Type 2 diabetes induces changes in the behavior of vertebral column discs, causing increased stiffness and premature alterations in shape. Consequently, the discs lose their ability to effectively withstand pressure, as revealed by a recent study conducted on rodents by a collaborative team of engineers and physicians from the University of California San Diego, UC Davis, UCSF, and the University of Utah.
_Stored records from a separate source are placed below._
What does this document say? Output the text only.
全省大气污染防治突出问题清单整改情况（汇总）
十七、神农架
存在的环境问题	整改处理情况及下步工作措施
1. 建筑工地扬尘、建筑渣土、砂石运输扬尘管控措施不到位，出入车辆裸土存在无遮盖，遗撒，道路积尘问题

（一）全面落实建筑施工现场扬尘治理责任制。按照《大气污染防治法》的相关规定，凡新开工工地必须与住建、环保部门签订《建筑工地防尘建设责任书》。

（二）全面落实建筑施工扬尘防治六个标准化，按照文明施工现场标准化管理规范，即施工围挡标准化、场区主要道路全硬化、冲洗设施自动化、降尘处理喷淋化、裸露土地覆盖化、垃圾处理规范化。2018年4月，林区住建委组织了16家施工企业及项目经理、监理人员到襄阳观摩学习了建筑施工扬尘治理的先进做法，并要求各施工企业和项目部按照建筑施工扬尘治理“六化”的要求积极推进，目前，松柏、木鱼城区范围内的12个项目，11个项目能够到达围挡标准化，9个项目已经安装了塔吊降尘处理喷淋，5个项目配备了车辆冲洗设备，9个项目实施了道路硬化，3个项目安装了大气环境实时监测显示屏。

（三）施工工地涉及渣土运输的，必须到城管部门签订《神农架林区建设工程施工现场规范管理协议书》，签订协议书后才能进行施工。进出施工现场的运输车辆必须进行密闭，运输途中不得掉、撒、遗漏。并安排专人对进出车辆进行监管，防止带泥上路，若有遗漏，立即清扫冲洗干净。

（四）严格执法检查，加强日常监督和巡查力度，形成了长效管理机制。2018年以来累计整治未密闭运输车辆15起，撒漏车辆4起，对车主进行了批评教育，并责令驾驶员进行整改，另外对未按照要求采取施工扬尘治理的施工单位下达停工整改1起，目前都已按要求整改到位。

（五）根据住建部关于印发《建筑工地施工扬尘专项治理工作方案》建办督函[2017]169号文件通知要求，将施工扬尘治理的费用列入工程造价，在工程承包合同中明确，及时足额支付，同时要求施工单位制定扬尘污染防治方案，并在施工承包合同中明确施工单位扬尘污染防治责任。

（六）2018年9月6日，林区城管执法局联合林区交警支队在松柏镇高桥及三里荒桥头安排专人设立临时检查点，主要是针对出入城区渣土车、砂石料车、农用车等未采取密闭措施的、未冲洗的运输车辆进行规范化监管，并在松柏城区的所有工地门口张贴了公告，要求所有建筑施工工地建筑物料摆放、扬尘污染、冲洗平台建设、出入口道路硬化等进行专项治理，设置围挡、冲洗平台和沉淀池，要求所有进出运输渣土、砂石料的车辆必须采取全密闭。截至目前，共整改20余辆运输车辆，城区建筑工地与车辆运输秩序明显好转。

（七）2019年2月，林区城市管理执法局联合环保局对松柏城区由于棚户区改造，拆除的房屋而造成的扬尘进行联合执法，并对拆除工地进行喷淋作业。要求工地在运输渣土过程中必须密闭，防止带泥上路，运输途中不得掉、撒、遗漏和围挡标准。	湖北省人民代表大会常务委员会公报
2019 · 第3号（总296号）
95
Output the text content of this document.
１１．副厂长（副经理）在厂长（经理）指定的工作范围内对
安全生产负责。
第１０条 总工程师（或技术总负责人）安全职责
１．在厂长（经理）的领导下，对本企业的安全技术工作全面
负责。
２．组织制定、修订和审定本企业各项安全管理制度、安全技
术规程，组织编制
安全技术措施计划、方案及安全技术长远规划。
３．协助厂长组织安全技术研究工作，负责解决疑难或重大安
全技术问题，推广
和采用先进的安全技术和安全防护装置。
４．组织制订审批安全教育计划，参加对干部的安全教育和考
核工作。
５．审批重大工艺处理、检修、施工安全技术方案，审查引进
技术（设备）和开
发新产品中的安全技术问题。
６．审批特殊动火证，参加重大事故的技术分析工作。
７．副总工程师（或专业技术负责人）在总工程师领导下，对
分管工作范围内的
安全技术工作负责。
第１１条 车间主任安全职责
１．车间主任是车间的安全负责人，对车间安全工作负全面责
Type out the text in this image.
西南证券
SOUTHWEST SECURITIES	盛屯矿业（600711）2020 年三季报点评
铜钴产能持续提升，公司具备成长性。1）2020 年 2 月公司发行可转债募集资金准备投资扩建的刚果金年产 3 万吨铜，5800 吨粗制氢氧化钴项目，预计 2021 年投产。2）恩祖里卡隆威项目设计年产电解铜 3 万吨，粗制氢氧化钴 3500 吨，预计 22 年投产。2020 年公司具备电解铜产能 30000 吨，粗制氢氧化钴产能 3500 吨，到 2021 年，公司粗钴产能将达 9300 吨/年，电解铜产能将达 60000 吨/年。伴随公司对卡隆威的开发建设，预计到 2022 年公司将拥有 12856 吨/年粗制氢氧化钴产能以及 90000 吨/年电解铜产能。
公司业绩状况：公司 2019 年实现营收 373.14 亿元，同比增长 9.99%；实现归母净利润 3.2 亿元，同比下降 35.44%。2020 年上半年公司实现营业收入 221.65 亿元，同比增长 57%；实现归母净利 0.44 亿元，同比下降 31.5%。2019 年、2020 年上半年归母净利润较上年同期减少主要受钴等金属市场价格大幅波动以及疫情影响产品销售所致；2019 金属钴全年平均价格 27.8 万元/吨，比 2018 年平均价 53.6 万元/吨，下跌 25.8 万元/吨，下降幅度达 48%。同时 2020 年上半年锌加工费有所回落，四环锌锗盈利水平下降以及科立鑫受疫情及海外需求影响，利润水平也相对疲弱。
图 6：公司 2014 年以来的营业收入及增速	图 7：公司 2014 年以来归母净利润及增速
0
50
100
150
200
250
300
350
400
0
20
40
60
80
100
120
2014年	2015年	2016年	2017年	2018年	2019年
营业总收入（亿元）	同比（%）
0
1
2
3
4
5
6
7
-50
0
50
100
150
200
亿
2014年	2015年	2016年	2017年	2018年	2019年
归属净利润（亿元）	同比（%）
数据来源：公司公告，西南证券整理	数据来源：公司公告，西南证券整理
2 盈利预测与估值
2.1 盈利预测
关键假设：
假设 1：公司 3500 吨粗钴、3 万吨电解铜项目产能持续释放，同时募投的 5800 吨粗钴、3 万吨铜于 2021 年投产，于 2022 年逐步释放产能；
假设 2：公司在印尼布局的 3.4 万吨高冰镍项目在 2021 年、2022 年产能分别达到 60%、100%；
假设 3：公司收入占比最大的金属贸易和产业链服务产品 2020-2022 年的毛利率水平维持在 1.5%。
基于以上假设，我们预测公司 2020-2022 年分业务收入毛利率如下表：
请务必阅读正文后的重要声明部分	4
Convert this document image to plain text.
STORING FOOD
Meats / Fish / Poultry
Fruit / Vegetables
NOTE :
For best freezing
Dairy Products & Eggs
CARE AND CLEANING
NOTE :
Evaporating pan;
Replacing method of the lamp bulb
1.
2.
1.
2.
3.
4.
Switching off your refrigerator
Individuals with Type 2 diabetes are at a higher risk of experiencing low back pain and disc-related issues, which are often linked to intervertebral disc degeneration. Despite this association, the specific mechanisms behind disc degeneration in diabetes remain unclear.

To comprehend the disease and develop effective strategies for managing low back pain, it is crucial to investigate the biomechanical properties of the intervertebral disc. Co-led by Claire Acevedo from the University of California San Diego and Aaron Fields from UC San Francisco, the research team emphasizes the importance of understanding nanoscale deformation mechanisms of collagen fibrils in accommodating compressive loading of the intervertebral disc.

The study employed synchrotron small-angle x-ray scattering (SAXS), an experimental technique focusing on collagen fibril deformation and orientation at the nanoscale. By comparing healthy rat discs with those from rats with Type 2 diabetes (UC Davis rat model), the researchers observed that the ability of diabetic rat discs to dissipate energy under compression was significantly impaired. The rotation and stretching of collagen fibrils, crucial for efficient energy dissipation, were reduced in diabetic rats, indicating compromised pressure-handling capabilities.

Further analysis revealed that discs from diabetic rats exhibited a stiffening of collagen fibrils, characterized by a higher concentration of non-enzymatic cross-links induced by hyperglycemia. This increase in collagen cross-linking limited plastic deformations via fibrillar sliding, disrupting efficient deformation mechanisms. The study, published in the December 2023 issue of PNAS Nexus, provides valuable insights into the potential mechanisms underlying diabetes-related disc tissue damage, offering a foundation for the development of preventive and therapeutic strategies for this debilitating condition.